5 de octubre de 2009

El machismo en Argelia



Durante mi estancia en este país, tuve ocasión de comprobar cómo la palabra "moro", que en España designa al hombre super machista, cobraba todo su significado allí.
El hombre es el rey de la creación y la mujer un accesorio que pasaba por allí y que cogió para su comodidad y disfrute.
Yo vivía en un bloque de pisos en el que todo eran argelinos, y mi vecina me contaba muchas cosas. Casada con un pied-noir de madre francesa, con muchas de sus costumbres también francesas, tenía que soportar sus caprichos y la educación tan desigual que le daba a sus hijos.
En el salón habia una tele mala, mala, en blanco y negro, y él tenía en el dormitorio una a todo trapo en color, con montones de películas porno para alegrarse las pajarillas por la noche.
De vez en cuando venia a buscar a mi marido para enseñarle alguna nueva adquisición, y entre whisky y whisky, tumbados en la cama, se la veían, mientras en el salón, su mujer y su hija se tragaban en blaco y negro, todas las telenovelas que ponían, y en las que siempre a las mujeres se las calentaba de lo lindo. Yo he visto en esas series cómo un tío con un cubo en la mano, le cruzaba a la mujer la cara una y otra vez por haber salido sin su permiso a la calle.
Ellas fumaban, pero en cuanto oían la puerta, metían todo debajo del sofá y echaban ambientador para que no se notara el olor.
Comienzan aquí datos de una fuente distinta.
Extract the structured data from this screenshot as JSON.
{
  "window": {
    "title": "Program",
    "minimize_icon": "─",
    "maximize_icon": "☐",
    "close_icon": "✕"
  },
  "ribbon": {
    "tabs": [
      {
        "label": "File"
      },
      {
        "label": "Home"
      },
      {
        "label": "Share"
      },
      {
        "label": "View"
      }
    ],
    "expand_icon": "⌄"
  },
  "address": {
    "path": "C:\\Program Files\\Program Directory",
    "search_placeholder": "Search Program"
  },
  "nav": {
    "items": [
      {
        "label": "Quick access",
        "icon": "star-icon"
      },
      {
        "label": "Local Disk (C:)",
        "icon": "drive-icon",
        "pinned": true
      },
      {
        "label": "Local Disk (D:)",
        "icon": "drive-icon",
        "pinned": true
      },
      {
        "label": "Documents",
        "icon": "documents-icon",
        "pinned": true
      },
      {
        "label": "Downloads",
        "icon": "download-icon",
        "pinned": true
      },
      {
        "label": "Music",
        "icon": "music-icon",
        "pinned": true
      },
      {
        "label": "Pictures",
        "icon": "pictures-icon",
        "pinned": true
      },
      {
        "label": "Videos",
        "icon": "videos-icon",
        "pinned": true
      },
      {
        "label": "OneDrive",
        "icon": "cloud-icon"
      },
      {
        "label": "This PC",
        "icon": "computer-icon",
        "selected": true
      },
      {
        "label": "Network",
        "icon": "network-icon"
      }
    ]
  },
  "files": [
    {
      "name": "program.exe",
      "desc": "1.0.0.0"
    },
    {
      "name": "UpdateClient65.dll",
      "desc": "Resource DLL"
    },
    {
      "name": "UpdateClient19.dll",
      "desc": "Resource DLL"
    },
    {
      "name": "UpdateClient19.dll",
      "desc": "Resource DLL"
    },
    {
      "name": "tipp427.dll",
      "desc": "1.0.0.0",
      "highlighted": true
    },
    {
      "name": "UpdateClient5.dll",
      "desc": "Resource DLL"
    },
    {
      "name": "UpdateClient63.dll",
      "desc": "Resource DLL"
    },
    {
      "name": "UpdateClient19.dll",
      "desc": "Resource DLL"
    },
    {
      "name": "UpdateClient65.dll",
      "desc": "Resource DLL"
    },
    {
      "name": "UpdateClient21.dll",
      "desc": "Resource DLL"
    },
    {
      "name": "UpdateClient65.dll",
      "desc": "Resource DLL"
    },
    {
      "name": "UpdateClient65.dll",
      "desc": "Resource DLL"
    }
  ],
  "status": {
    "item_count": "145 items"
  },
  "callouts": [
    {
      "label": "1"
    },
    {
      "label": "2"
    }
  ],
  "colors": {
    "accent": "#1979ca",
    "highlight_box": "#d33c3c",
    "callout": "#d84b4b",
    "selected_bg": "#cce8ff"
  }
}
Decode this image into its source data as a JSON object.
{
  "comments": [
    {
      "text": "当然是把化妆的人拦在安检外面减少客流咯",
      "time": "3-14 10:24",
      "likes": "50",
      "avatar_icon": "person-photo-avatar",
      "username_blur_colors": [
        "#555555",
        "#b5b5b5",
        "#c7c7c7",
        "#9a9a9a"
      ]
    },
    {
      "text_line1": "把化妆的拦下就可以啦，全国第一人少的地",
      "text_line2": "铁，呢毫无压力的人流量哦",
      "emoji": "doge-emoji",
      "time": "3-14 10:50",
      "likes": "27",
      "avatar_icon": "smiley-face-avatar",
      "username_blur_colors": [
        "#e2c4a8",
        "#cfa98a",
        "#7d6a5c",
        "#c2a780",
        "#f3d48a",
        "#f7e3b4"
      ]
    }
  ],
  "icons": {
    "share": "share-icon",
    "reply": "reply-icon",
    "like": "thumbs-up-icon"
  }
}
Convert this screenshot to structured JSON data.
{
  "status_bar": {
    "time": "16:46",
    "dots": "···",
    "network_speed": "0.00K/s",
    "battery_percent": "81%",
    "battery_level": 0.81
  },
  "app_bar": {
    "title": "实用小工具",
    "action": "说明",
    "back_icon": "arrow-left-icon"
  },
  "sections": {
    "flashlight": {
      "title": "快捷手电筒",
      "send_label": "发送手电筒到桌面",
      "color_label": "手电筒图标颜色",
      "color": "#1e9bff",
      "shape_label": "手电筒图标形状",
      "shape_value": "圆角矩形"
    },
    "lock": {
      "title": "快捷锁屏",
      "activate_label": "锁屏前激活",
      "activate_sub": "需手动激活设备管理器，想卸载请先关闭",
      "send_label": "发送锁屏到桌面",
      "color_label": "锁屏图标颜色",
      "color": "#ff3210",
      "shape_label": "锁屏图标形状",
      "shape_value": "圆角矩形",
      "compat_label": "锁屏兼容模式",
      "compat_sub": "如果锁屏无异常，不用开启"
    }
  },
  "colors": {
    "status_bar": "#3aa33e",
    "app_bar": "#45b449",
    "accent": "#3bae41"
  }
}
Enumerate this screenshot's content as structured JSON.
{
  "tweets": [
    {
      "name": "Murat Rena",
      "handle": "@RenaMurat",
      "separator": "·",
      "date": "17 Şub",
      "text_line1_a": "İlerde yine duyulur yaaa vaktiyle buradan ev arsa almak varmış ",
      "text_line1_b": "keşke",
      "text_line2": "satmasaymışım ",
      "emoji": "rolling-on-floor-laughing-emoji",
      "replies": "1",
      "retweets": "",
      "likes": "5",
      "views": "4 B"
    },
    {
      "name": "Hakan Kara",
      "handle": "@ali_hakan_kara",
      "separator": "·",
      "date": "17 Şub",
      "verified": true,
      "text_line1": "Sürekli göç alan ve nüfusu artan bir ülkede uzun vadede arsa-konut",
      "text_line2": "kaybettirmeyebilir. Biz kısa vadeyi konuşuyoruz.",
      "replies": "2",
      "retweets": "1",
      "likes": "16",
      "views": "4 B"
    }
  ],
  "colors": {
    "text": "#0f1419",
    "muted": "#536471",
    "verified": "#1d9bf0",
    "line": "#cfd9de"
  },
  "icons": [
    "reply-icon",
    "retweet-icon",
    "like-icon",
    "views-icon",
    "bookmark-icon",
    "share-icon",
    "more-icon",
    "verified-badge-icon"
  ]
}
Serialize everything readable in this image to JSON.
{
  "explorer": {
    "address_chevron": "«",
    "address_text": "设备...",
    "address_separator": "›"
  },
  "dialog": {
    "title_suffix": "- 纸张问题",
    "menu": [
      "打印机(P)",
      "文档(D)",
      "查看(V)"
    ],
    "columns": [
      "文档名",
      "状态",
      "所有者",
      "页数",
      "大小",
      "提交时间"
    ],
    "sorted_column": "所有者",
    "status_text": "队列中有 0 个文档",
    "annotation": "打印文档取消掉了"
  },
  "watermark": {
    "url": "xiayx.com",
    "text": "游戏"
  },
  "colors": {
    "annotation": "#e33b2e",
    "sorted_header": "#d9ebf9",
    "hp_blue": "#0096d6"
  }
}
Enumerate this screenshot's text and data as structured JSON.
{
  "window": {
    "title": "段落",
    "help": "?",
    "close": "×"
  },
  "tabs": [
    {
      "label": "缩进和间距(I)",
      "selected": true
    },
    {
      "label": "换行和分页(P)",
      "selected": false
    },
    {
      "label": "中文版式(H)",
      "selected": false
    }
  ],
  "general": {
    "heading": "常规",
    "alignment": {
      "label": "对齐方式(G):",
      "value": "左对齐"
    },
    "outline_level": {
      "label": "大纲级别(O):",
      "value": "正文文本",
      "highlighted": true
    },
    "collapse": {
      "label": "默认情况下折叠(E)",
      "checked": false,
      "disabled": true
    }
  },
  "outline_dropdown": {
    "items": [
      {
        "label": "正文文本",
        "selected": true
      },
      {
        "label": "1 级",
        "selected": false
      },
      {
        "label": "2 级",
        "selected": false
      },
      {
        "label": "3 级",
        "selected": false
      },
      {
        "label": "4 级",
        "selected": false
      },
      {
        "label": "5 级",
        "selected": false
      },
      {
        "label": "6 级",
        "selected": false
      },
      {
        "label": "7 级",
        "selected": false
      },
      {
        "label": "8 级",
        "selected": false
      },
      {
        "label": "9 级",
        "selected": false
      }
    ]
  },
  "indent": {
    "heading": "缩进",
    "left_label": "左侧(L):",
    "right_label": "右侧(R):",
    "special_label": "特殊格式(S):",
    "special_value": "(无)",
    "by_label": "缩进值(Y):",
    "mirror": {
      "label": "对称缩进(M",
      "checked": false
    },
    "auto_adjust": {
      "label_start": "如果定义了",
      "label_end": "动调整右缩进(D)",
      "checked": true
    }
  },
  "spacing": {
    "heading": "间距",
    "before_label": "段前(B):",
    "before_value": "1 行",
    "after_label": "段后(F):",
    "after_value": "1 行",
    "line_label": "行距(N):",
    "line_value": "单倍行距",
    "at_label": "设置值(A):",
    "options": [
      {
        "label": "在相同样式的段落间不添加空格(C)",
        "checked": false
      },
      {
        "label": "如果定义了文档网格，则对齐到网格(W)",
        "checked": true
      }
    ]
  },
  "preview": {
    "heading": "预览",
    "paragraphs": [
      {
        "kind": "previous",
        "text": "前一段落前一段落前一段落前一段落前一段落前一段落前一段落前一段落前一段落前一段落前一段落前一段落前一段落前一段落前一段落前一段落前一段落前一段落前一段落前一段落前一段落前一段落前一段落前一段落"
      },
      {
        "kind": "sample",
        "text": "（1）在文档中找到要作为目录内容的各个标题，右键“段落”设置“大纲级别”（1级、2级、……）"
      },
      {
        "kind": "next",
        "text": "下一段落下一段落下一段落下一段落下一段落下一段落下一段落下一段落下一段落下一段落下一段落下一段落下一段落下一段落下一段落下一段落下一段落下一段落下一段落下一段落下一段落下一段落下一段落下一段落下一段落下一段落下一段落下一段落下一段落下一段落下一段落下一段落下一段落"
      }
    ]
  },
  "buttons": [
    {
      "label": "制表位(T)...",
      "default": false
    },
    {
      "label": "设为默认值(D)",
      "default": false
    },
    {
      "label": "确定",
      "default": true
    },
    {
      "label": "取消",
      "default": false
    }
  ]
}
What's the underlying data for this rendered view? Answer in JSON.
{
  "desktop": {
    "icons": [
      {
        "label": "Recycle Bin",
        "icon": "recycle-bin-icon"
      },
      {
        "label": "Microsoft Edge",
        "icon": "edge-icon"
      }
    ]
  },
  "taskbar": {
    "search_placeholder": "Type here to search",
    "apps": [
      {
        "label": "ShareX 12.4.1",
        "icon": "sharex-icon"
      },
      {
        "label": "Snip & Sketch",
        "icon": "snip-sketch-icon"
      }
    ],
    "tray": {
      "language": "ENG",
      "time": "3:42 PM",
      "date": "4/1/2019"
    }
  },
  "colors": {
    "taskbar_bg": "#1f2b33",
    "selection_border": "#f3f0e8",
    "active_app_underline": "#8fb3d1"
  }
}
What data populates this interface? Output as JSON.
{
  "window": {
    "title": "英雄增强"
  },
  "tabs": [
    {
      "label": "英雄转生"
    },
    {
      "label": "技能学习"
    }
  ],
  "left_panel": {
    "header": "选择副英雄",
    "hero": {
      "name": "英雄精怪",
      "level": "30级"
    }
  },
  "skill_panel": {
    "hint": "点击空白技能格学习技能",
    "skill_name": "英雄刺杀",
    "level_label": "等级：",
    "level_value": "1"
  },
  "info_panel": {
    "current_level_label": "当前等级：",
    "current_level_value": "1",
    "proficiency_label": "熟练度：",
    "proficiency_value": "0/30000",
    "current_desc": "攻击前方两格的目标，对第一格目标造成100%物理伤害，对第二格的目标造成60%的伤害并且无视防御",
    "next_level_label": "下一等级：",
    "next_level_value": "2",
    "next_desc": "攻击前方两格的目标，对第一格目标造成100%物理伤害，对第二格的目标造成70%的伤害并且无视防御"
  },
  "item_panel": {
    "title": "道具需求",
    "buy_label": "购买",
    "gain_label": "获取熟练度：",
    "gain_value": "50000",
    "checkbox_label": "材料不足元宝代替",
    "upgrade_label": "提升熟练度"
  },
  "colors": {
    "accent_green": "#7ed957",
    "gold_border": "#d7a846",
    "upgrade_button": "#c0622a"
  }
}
Me contaba, sobre todo la hija, que a los hombres les interesaba que las mujeres fueran analfabetas, para que así dependieran más de ellos y no protestaran, pero que cada vez era mayor el número de chicas en la universidad y que se estaban preparando para cambiar las cosas. De eso hace muchos años, y ahora están, por desgracia, bastante peor que entonces.
En cierta ocasión, iba por la calle con mi marido del brazo, fumando, y un guardia se nos acercó, y me dijo que tirara e cigarro y que soltara a mi marido, que iba dando escándo público. Naturalmente lo hice, porque he sido sumamente respetuosa con las costumbres de un país que no era el mío, aunque no me gustaran muchas de ellas.
Otra vez me enfadé con mi marido y como soy muy dada a tirar por la calle de enmedio, hice la maleta y me planté en el aeropuerto, visado en mano, para venirme a España. Bueno, pues se rieron de mí todo lo que les dio la gana, porque sin la firma del marido, no sale de allí una mujer ni por equivocación. Y además se regodearon en explicarme que yo no podía hacer nada sin pedirle permiso, que para eso era mi dueño.
Las mujeres no entraban a los bares ni iban al cine, al menos cuando yo estuve allí, pero es que tampoco iban a los parques. Yo llegué con tres niñas pequeñas, y me iba al parque para que jugara mientras yo hacía punto. A mí me extrañó no ver mas que viejos, y me comentaron después que no estaba bien visto que me sentara tranquilamente allí. Que no era sitio para nosotras.
Pero es que teníamos amigas casadas con árabes, que en España se comportaban de una forma, y en Argelia de otra.
Era el caso de un matrimonio con el que manteníamos una muy buena relación, y a veces ella iba a mi casa a tomar café, para lo que su marido la acompañaba en el coche, pero... se quedaba en la puerta dentro del vehículo hasta que terminábamos, a lo mejor a las dos horas. Por más que yo salía y le rogaba que entrara en la casa a tomar café con nosotras, él se negaba siempre, con el pretexto de que sin estar mi marido en casa, no debía recibir a ningún hombre.
Al pobre de mi marido le daban la vara una y otra vez, para que me obligara a tener más hijos, a ver si con suerte venía un varón, porque tener tres niñas era poco menos que para ir escondiéndose por la calle. De hecho, las familias que conocía de allí, cuando salían a algún sitio, llevaban siempre el mismo reparto de niños: los varones con el padre y las hembras con la madre.
El tema del machismo fue lo peor que llevé el tiempo que viví en Argel.